Some 113 people were arrested, including 28-year-old Andrew Banks, from Stansted, Essex, who appeared at court on Monday charged with outraging public decency.

Banks was arrested after being pictured urinating next to the memorial dedicated to Pc Keith Palmer, the officer who was stabbed to death in the 2017 terror attack in Westminster.

At a hearing at Westminster Magistrates’ Court, he admitted the offence and was sentenced to 14 days in prison.

The counter-protest came after thousands of anti-racist demonstrators marched in events triggered by the death of Mr Floyd after a white police officer held him down by pressing his knee into his neck for almost nine minutes in Minneapolis on May 25.

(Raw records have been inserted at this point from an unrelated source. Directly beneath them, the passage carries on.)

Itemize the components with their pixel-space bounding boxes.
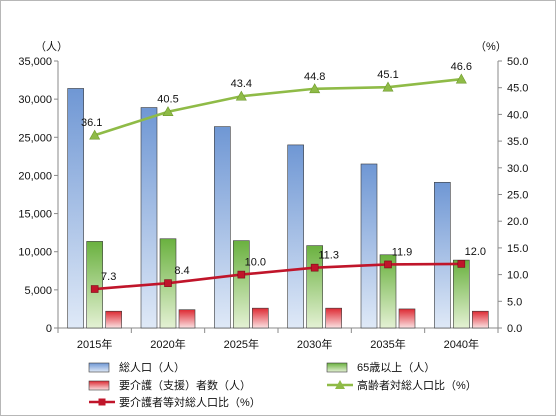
data-label-3-4: 45.1 — [377, 69, 398, 81]
legend-label-4: 要介護者等対総人口比（%） — [119, 395, 261, 409]
y-left-tick-label: 15,000 — [18, 209, 52, 221]
y-left-tick-label: 20,000 — [18, 170, 52, 182]
y-right-tick-label: 30.0 — [507, 163, 528, 175]
x-tick-label: 2040年 — [444, 337, 479, 351]
legend-marker-4 — [98, 398, 106, 406]
y-left-tick-label: 10,000 — [18, 247, 52, 259]
y-left-tick-label: 0 — [46, 323, 52, 335]
y-right-tick-label: 5.0 — [507, 296, 522, 308]
bar-0-0 — [67, 88, 84, 329]
line-point-3-0 — [89, 129, 101, 140]
y-left-tick-label: 5,000 — [24, 285, 52, 297]
y-right-tick-label: 15.0 — [507, 243, 528, 255]
x-tick-label: 2025年 — [224, 337, 259, 351]
data-label-3-3: 44.8 — [304, 71, 325, 83]
legend-label-0: 総人口（人） — [119, 360, 185, 374]
bar-0-5 — [434, 181, 451, 329]
y-left-tick-label: 25,000 — [18, 132, 52, 144]
line-point-3-3 — [309, 83, 321, 94]
bar-1-2 — [233, 240, 250, 329]
legend-label-2: 要介護（支援）者数（人） — [119, 378, 251, 392]
y-right-tick-label: 50.0 — [507, 56, 528, 68]
axes: 0 5,000 10,000 15,000 20,000 25,000 30,000 35,0… — [18, 56, 528, 351]
bar-0-1 — [140, 107, 158, 329]
bar-2-4 — [398, 308, 416, 329]
bar-2-1 — [178, 309, 196, 329]
data-label-4-4: 11.9 — [392, 246, 413, 258]
y-right-tick-label: 40.0 — [507, 109, 528, 121]
y-left-tick-label: 30,000 — [18, 94, 52, 106]
line-series — [89, 73, 467, 293]
data-label-4-5: 12.0 — [465, 246, 486, 258]
bar-1-5 — [453, 259, 470, 329]
line-series-3 — [94, 77, 462, 137]
y-right-tick-label: 35.0 — [507, 136, 528, 148]
line-point-3-5 — [455, 73, 467, 84]
bar-0-3 — [287, 144, 304, 329]
legend-swatch-0 — [88, 362, 110, 373]
y-right-tick-label: 45.0 — [507, 83, 528, 95]
line-point-3-1 — [162, 106, 174, 117]
bar-2-3 — [325, 307, 342, 329]
x-tick-label: 2015年 — [77, 337, 112, 351]
x-tick-label: 2030年 — [297, 337, 332, 351]
y-left-tick-label: 35,000 — [18, 56, 52, 68]
line-point-4-5 — [457, 260, 466, 268]
legend-swatch-2 — [88, 380, 110, 391]
bar-1-0 — [86, 241, 103, 329]
bar-2-2 — [252, 307, 269, 329]
data-label-4-1: 8.4 — [174, 265, 189, 277]
line-point-4-0 — [90, 285, 99, 293]
legend: 総人口（人） 65歳以上（人） 要介護（支援）者数（人） 高齢者対総人口比（%） 要介護… — [88, 360, 477, 409]
y-right-unit-label: （%） — [475, 40, 507, 53]
y-right-tick-label: 25.0 — [507, 190, 528, 202]
line-series-4 — [94, 262, 462, 291]
legend-marker-3 — [335, 380, 345, 389]
data-label-3-1: 40.5 — [157, 94, 178, 106]
legend-label-3: 高齢者対総人口比（%） — [357, 378, 477, 392]
legend-swatch-1 — [326, 362, 348, 373]
line-point-4-2 — [237, 270, 246, 279]
data-labels: 36.1 40.5 43.4 44.8 45.1 46.6 7.3 8.4 10.0 11.3 11… — [81, 61, 486, 283]
x-tick-label: 2035年 — [370, 337, 405, 351]
bar-2-0 — [105, 310, 122, 329]
data-label-4-3: 11.3 — [318, 250, 339, 262]
data-label-4-2: 10.0 — [245, 257, 266, 269]
bar-0-4 — [360, 163, 378, 329]
line-point-4-3 — [310, 263, 319, 272]
line-point-4-1 — [164, 279, 172, 287]
x-tick-label: 2020年 — [150, 337, 185, 351]
data-label-3-2: 43.4 — [231, 78, 252, 90]
data-label-4-0: 7.3 — [101, 271, 116, 283]
line-point-4-4 — [384, 260, 392, 269]
y-right-tick-label: 20.0 — [507, 216, 528, 228]
y-right-tick-label: 0.0 — [507, 323, 522, 335]
bar-0-2 — [214, 126, 231, 329]
data-label-3-5: 46.6 — [451, 61, 472, 73]
bar-2-5 — [472, 310, 489, 329]
bar-1-4 — [379, 254, 397, 329]
legend-label-1: 65歳以上（人） — [357, 361, 435, 374]
y-right-tick-label: 10.0 — [507, 270, 528, 282]
y-left-unit-label: （人） — [35, 40, 68, 53]
line-point-3-4 — [382, 81, 394, 92]
line-point-3-2 — [235, 90, 247, 101]
data-label-3-0: 36.1 — [81, 117, 102, 129]
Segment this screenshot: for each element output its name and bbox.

Black Lives Matter protests (PA Wire)

The previous weekend saw anti-racist protesters clash with police in London, while the statue of Sir Winston Churchill and the cenotaph were boarded up ahead of the latest demonstrations after becoming targets of vandalism.

In Bristol, a statue of slave trader Edward Colston was pulled down and dumped in the harbour, sparking a wider debate over monuments linked to Britain’s role in the slave trade and colonialism.

Bristol music venue Colston Hall has removed the name of the 17th century merchant from its signage and said: “We cannot continue to be a monument to his memory.”

On Sunday, Boris Johnson announced plans for a cross-Government commission to examine “all aspects” of racial inequality in Britain in the wake of two weeks of Black Lives Matter protests.

Mr Johnson told broadcasters: “What I really want to do as Prime Minister is change the narrative so we stop the sense of victimisation and discrimination.

“We stamp out racism and we start to have a real expectation of success. That’s where I want to get to but it won’t be easy.”

But shadow justice secretary David Lammy accused the Government of writing its commission on race and ethnic disparities “on the back of a fag packet” to “assuage the Black Lives Matter protest”.

He told BBC Radio 4’s Today programme: “You can understand why it feels like, yet again in the UK, we want figures, data – but we don’t want action.

“Black people aren’t playing victim, as Boris indicates, they are protesting precisely because the time for review is over and the time for action is now.”